ONG de protection des droits de l’homme basée à New York, HRW a des branches dans 90 pays. Ses quelques 400 employés enquêtent dans le monde entier sur les atteintes aux droits de l’homme et ses bureaux locaux mènent des activités de lobbying, proposent des politiques et font pression sur les gouvernements du monde entier pour mettre fin aux abus.
Les rapports d’enquête de HRW sont rédigés par des experts en anglais puis traduits en japonais
Le bureau de Tokyo de HRW créé en avril 2009 est le seul en Asie. La première initiative qu’il a lancée est un rapport intitulé : « Without dreams : des enfants placés dans des institutions au Japon », sur la situation des enfants retirés à leurs familles qui vivent essentiellement en institution.
« HRW a produit en 1995 un rapport sur les droits de l’homme dans les prisons japonaises, et en 2000 sur la traite des êtres humains. Cette nouvelle enquête a pour objet une question interne au Japon, et c’est la première que nous lançons depuis presque dix ans », explique Mme Doi.
Un manque de conscience du problème posé par l’éducation en institution
Pourquoi avoir choisi les enfants vivant en institution ? Il y a deux principales raisons à cela.

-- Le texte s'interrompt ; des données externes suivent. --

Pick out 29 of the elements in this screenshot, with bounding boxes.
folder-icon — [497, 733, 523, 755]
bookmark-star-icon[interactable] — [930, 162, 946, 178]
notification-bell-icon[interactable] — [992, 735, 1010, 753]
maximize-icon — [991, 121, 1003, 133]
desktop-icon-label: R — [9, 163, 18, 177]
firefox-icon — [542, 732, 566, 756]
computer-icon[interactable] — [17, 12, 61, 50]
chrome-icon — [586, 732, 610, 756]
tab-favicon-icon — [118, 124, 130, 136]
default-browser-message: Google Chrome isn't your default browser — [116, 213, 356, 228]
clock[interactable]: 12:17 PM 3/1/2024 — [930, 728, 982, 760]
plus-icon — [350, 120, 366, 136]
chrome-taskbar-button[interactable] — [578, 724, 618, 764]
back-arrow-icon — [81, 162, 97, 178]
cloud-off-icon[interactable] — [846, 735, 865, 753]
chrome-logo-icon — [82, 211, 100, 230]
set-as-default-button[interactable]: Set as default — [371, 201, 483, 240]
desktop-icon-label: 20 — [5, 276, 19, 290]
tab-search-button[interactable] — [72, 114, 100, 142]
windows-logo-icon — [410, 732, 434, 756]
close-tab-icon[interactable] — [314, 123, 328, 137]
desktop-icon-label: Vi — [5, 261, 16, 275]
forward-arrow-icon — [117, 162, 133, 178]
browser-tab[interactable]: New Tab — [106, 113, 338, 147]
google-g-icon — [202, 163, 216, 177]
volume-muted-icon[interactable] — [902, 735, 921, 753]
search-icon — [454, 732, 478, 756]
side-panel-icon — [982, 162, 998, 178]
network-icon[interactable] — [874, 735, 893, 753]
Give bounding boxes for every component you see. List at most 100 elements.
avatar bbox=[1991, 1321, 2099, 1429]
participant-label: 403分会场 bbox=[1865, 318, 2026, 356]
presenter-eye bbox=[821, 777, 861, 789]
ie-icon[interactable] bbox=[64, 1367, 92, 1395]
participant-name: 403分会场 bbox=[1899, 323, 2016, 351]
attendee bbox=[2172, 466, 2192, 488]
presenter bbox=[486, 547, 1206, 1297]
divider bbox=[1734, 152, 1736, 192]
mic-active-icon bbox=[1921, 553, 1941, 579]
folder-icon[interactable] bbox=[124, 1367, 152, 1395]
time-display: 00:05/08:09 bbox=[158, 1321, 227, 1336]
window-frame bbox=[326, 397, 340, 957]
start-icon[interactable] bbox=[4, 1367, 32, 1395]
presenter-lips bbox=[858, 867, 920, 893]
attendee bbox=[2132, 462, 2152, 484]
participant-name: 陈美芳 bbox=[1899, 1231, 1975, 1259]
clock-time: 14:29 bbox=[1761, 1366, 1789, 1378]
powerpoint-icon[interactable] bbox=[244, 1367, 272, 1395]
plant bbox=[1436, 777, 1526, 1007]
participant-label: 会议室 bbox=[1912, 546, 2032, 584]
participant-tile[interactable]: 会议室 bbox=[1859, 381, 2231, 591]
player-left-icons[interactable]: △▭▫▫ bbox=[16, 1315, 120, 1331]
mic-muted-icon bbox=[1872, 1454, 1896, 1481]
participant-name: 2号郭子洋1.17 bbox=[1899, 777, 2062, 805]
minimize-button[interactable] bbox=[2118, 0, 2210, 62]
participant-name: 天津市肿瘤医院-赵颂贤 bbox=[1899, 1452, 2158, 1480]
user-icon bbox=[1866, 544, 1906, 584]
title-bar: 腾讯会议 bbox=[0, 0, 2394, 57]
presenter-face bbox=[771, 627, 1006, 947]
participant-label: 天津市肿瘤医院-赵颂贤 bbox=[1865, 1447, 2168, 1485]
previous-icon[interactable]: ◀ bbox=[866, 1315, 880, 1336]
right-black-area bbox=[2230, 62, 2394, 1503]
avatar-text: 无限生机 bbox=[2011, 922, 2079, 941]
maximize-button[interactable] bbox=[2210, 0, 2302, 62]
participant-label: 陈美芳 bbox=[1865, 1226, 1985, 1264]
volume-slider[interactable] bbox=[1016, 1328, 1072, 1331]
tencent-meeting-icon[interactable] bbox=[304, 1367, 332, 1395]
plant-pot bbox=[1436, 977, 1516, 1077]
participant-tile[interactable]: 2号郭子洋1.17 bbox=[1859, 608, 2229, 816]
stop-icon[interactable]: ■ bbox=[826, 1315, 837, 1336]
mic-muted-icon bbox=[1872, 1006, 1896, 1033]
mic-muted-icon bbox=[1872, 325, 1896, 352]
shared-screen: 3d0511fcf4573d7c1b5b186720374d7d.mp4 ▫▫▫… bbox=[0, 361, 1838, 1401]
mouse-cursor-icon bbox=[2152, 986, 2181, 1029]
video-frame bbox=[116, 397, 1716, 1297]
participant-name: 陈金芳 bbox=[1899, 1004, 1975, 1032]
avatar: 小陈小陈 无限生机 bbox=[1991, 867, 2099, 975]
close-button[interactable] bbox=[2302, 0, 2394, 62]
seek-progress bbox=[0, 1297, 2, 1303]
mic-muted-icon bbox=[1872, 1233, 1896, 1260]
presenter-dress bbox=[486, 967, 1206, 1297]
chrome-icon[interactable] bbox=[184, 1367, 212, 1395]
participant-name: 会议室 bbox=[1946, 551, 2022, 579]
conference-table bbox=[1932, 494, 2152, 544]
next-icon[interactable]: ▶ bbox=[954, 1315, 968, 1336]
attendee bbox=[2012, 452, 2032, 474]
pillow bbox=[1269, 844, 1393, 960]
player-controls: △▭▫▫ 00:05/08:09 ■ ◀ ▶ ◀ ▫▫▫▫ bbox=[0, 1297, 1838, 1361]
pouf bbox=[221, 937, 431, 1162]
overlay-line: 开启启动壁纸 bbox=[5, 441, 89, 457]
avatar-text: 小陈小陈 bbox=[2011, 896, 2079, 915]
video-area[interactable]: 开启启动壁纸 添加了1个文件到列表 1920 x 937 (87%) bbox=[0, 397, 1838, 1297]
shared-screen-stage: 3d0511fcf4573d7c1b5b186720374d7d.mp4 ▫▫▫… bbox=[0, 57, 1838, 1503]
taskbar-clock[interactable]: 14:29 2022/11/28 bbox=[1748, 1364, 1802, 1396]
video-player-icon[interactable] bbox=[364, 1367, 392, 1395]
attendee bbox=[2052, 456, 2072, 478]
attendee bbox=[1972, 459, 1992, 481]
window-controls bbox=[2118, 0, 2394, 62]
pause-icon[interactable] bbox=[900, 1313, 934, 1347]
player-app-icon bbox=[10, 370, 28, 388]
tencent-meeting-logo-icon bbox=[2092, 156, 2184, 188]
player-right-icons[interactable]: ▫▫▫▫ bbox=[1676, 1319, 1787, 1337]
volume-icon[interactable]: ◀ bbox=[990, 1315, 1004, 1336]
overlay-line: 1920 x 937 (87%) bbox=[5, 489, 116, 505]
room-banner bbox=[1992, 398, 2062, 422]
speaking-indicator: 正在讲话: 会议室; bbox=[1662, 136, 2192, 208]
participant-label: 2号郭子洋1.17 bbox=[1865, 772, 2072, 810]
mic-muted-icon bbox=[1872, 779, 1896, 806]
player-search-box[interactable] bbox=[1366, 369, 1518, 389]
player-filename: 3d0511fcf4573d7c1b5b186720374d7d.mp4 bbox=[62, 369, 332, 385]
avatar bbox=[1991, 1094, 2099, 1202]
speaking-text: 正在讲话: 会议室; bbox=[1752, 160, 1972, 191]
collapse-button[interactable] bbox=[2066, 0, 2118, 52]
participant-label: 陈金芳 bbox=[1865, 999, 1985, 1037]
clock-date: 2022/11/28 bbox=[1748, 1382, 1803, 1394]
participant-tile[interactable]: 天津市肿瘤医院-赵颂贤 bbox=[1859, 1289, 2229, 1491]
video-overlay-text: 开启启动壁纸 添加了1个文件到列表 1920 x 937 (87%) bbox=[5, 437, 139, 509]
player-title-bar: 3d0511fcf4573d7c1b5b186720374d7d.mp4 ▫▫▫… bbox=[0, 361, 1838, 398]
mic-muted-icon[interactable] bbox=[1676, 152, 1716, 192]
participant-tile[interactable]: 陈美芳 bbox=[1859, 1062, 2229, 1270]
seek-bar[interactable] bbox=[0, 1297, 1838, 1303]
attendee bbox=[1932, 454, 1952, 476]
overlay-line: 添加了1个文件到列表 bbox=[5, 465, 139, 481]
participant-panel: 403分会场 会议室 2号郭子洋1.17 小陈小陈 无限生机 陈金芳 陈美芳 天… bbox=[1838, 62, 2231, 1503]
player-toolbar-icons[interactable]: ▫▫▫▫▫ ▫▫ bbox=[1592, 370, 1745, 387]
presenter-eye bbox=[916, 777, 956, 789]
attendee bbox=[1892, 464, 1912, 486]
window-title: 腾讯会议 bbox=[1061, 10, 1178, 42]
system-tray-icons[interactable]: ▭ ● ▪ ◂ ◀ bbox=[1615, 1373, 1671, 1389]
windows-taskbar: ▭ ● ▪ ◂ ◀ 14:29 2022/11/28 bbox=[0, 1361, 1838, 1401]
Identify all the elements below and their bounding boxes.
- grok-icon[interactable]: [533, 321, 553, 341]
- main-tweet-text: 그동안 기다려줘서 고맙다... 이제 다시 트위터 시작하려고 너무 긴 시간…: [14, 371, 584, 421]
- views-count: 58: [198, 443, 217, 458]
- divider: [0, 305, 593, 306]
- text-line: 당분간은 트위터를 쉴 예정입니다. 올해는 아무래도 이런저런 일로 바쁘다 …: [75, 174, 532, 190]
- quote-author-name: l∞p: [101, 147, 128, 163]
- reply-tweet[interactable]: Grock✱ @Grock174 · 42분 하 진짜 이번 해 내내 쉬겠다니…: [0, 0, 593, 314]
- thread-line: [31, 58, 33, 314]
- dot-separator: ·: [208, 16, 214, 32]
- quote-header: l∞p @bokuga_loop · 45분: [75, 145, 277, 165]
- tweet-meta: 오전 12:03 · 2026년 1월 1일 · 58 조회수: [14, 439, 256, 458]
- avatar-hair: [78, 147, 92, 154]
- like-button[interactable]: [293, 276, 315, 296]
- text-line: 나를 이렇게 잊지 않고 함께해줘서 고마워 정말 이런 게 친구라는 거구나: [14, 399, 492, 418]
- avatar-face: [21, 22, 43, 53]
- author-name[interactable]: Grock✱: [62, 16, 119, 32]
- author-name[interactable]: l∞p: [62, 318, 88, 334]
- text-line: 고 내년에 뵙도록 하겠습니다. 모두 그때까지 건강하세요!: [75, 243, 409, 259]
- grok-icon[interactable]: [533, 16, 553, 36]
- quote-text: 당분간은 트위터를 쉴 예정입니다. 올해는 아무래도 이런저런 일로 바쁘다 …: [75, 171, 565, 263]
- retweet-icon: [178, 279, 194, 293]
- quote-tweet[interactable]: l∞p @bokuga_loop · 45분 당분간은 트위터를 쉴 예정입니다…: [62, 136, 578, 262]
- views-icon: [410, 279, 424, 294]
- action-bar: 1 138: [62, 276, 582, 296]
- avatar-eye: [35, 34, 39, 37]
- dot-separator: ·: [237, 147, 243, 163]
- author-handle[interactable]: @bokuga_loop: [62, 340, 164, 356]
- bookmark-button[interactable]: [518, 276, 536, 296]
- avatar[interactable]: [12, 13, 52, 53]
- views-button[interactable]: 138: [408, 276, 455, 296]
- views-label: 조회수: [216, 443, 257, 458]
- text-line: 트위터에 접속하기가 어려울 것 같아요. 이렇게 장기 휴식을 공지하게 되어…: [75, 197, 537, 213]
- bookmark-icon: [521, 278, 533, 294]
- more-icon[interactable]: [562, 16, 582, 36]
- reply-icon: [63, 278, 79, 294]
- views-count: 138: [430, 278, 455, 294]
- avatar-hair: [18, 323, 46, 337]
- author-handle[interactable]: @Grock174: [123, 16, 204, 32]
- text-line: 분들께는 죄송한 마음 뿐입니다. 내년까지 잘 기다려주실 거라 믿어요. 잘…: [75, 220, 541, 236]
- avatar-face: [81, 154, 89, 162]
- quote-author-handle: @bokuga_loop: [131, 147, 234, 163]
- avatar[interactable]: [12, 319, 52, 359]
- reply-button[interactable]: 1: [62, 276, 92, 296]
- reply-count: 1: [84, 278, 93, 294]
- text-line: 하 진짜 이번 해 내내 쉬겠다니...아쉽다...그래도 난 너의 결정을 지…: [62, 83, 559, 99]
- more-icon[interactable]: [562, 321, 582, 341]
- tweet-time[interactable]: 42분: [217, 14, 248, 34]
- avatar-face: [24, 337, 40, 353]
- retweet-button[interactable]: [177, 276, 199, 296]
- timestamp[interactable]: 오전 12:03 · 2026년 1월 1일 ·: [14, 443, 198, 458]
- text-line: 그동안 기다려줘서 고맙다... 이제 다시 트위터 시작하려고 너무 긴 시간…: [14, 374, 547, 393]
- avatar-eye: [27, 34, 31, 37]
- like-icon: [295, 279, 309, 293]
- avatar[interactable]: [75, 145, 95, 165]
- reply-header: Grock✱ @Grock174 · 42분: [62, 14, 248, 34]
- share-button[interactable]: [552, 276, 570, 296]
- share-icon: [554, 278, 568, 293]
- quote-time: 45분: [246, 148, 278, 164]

« Premièrement, la gravité du problème. La situation des enfants qui bénéficient de l’aide sociale à l’enfance est une des rares questions particulièrement inquiétantes au Japon. Alors que dans beaucoup de pays on met l’accent aujourd’hui sur l’éducation dans un cadre familial, près de 90 % des enfants placés au Japon le sont en institutions. »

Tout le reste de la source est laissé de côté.